There are places in Paris that one seeks out, and others that appear when the city decides to open a crack. La Galerie de l’Instant was that for me: a discovery while strolling leisurely through Le Marais, on one of those November trips I dedicated to Paris Photo, to the galleries, and to that kind of inspiration that only arrives when the body also participates in the journey. The gallery is on rue de Poitou, in the heart of the 3rd arrondissement, and from the outside, it already has something unmistakable: a red, almost cinematic facade that seems to guard a world of its own.

What captivated me was not just what it displayed, but how it displayed it. It didn't feel like a gallery understood in its solemnity, but rather a kind of beautiful backroom, a small, intimate space, with a delicate and lively clutter. As if the works hadn't been placed there to impress, but to coexist. And perhaps that's why it touched me so much: because it had authenticity. Not the manufactured authenticity of some contemporary spaces, but that of places that truly exist.

"A small haven for slow looking"

I remember that first time I came across photographs that fully belonged to the visual imaginary that has accompanied me for years. Peter Lindbergh, Patrick Demarchelier, and other names that for me are not only part of the history of fashion or photography but also of a sentimental education of the gaze. La Galerie de l’Instant has precisely built that territory: a gallery dedicated to photography, founded by Julia Gragnon, where great names, temporary exhibitions, and a collection ranging from portraiture, music, and cinema to fashion and visual culture coexist. According to its own presentation and other references about the project, the gallery regularly programs exhibitions and has shown works by photographers such as Bruce Weber, Milton H. Greene, Jean-Pierre Laffont, and Patrick Demarchelier.

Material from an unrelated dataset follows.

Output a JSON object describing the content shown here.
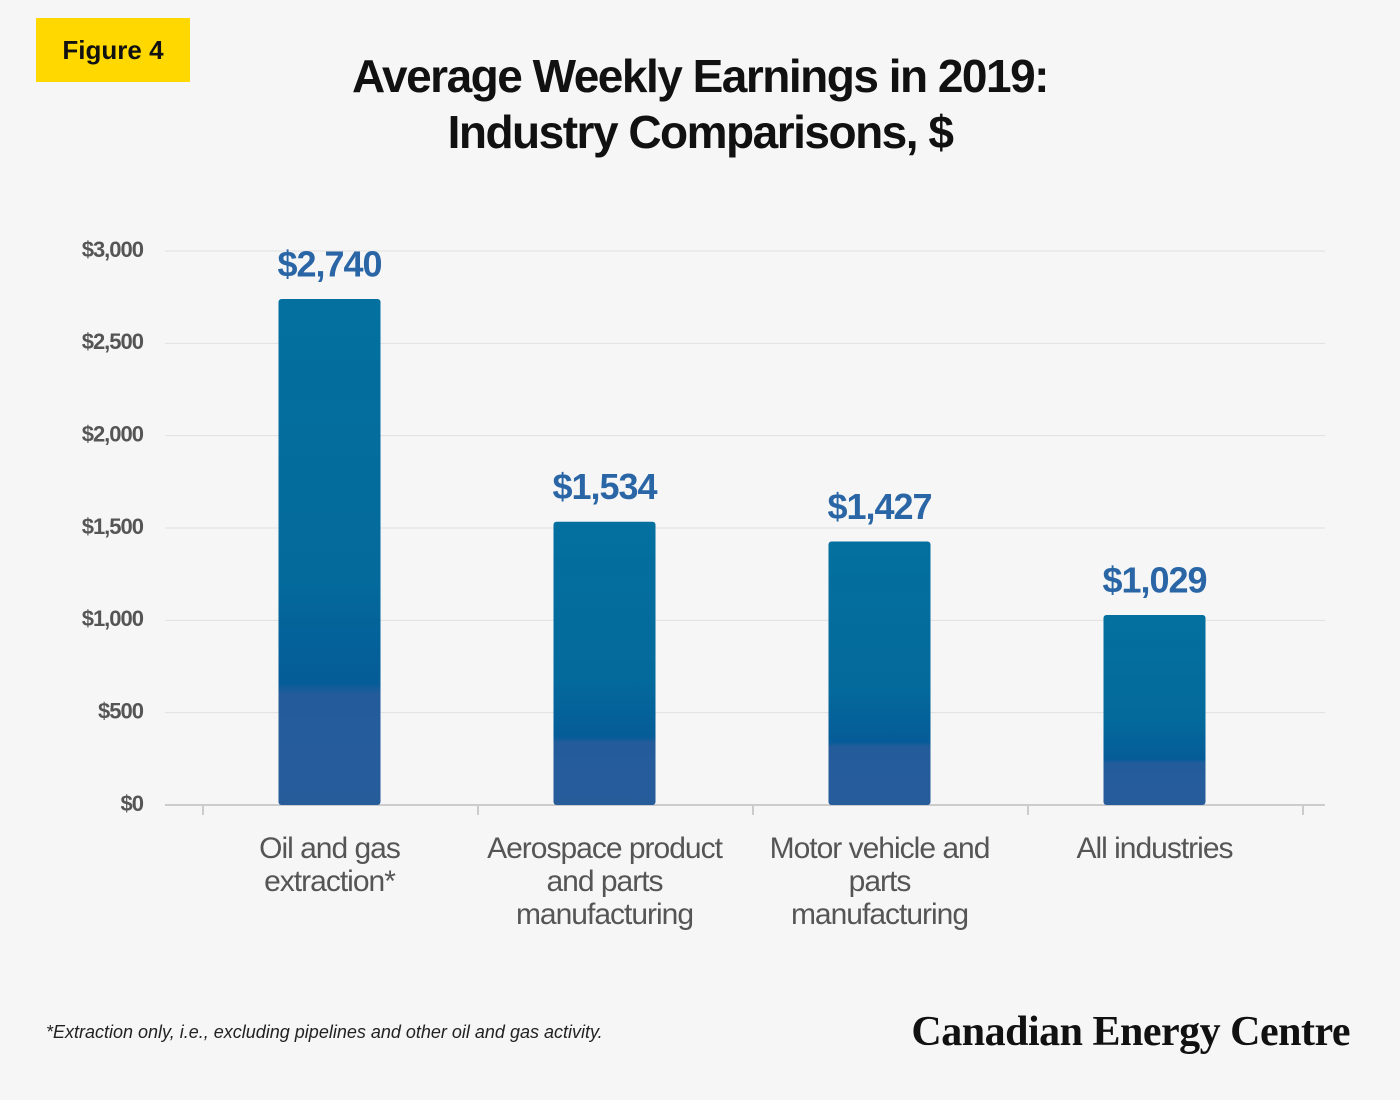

But what stays with me is not the list of artists. It's something else. It's the physical closeness to the images, the feeling that there, photography still retains body, weight, presence. Frames propped up, works elegantly out of place, books, posters, prints that seem to await a new wall. Everything conveys a less museum-like and more human relationship with the work. As if art wasn't there to be revered from a distance, but to enter your life.

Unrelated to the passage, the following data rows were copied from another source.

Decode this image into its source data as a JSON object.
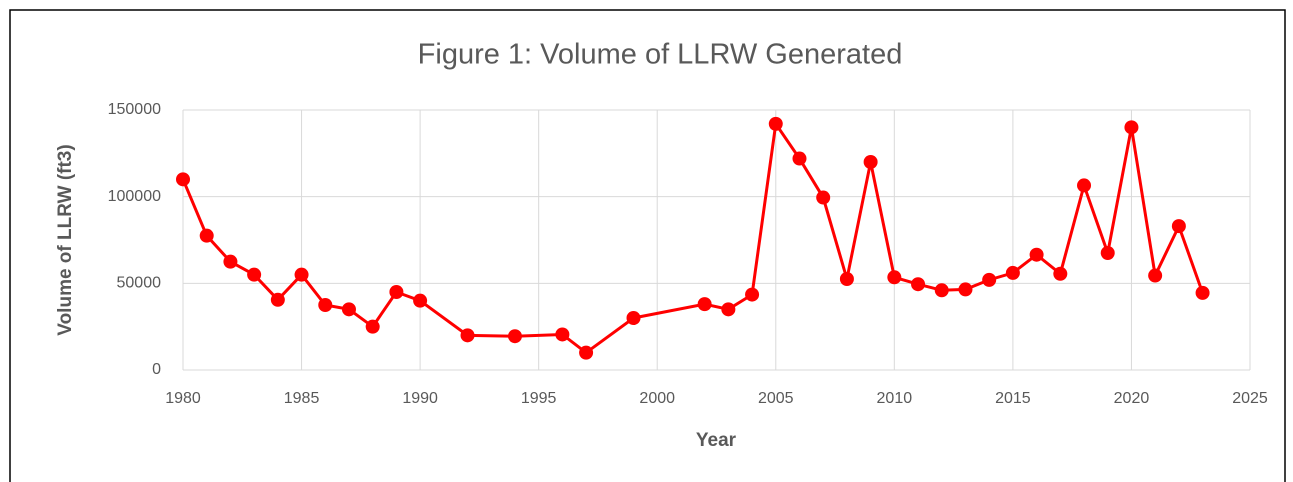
{
  "chart_data": {
    "type": "line",
    "title": "Figure 1: Volume of LLRW Generated",
    "x_label": "Year",
    "y_label": "Volume of LLRW (ft3)",
    "x": [
      1980,
      1981,
      1982,
      1983,
      1984,
      1985,
      1986,
      1987,
      1988,
      1989,
      1990,
      1992,
      1994,
      1996,
      1997,
      1999,
      2002,
      2003,
      2004,
      2005,
      2006,
      2007,
      2008,
      2009,
      2010,
      2011,
      2012,
      2013,
      2014,
      2015,
      2016,
      2017,
      2018,
      2019,
      2020,
      2021,
      2022,
      2023
    ],
    "series": [
      {
        "name": "Volume",
        "color": "#ff0000",
        "values": [
          110000,
          77500,
          62500,
          55000,
          40500,
          55000,
          37500,
          35000,
          25000,
          45000,
          40000,
          20000,
          19500,
          20500,
          10000,
          30000,
          38000,
          35000,
          43500,
          142000,
          122000,
          99500,
          52500,
          120000,
          53500,
          49500,
          46000,
          46500,
          52000,
          56000,
          66500,
          55500,
          106500,
          67500,
          140000,
          54500,
          83000,
          44500
        ]
      }
    ],
    "xlim": [
      1980,
      2025
    ],
    "xticks": [
      1980,
      1985,
      1990,
      1995,
      2000,
      2005,
      2010,
      2015,
      2020,
      2025
    ],
    "ylim": [
      0,
      150000
    ],
    "yticks": [
      0,
      50000,
      100000,
      150000
    ],
    "grid": true
  }
}
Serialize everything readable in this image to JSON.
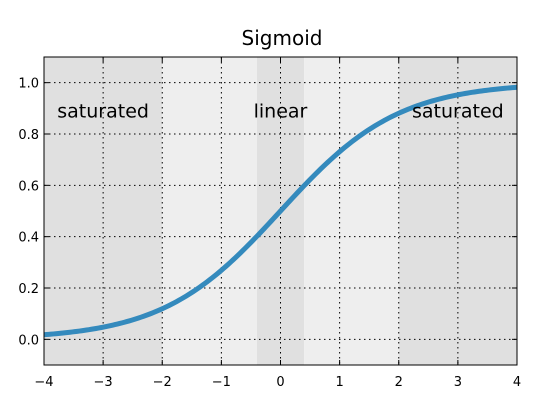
{
  "chart_data": {
    "type": "line",
    "title": "Sigmoid",
    "xlabel": "",
    "ylabel": "",
    "xlim": [
      -4,
      4
    ],
    "ylim": [
      -0.1,
      1.1
    ],
    "x_ticks": [
      -4,
      -3,
      -2,
      -1,
      0,
      1,
      2,
      3,
      4
    ],
    "x_tick_labels": [
      "−4",
      "−3",
      "−2",
      "−1",
      "0",
      "1",
      "2",
      "3",
      "4"
    ],
    "y_ticks": [
      0.0,
      0.2,
      0.4,
      0.6,
      0.8,
      1.0
    ],
    "y_tick_labels": [
      "0.0",
      "0.2",
      "0.4",
      "0.6",
      "0.8",
      "1.0"
    ],
    "grid": true,
    "series": [
      {
        "function": "1/(1+exp(-x))",
        "x": [
          -4,
          -3.5,
          -3,
          -2.5,
          -2,
          -1.5,
          -1,
          -0.5,
          0,
          0.5,
          1,
          1.5,
          2,
          2.5,
          3,
          3.5,
          4
        ],
        "y": [
          0.018,
          0.029,
          0.047,
          0.076,
          0.119,
          0.182,
          0.269,
          0.378,
          0.5,
          0.622,
          0.731,
          0.818,
          0.881,
          0.924,
          0.953,
          0.971,
          0.982
        ],
        "color": "#348abd"
      }
    ],
    "regions": [
      {
        "label": "saturated",
        "x_start": -4,
        "x_end": -2,
        "color": "#e0e0e0"
      },
      {
        "label": "",
        "x_start": -2,
        "x_end": -0.4,
        "color": "#eeeeee"
      },
      {
        "label": "linear",
        "x_start": -0.4,
        "x_end": 0.4,
        "color": "#e0e0e0"
      },
      {
        "label": "",
        "x_start": 0.4,
        "x_end": 2,
        "color": "#eeeeee"
      },
      {
        "label": "saturated",
        "x_start": 2,
        "x_end": 4,
        "color": "#e0e0e0"
      }
    ],
    "annotations": [
      {
        "text": "saturated",
        "x": -3,
        "y": 0.9
      },
      {
        "text": "linear",
        "x": 0,
        "y": 0.9
      },
      {
        "text": "saturated",
        "x": 3,
        "y": 0.9
      }
    ]
  }
}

I have returned on several occasions, and that, for me, says it all. There are places one returns to not just for what they offer, but for what they confirm. La Galerie de l’Instant confirms an intuition that is still alive: that a small, honest, and discerning space can have much more soul than many grandiose projects. And that, sometimes, a room full of photographs, a few books, and a true energy are enough to open up an entire world.

"What I still imagine"

Perhaps that is why these images have stayed with me so many years later. Because they don't just remind me of a visit to Paris. They remind me of a way of encountering beauty: without haste, without noise, without the need to exaggerate anything. Just entering, looking, and letting the right world find you.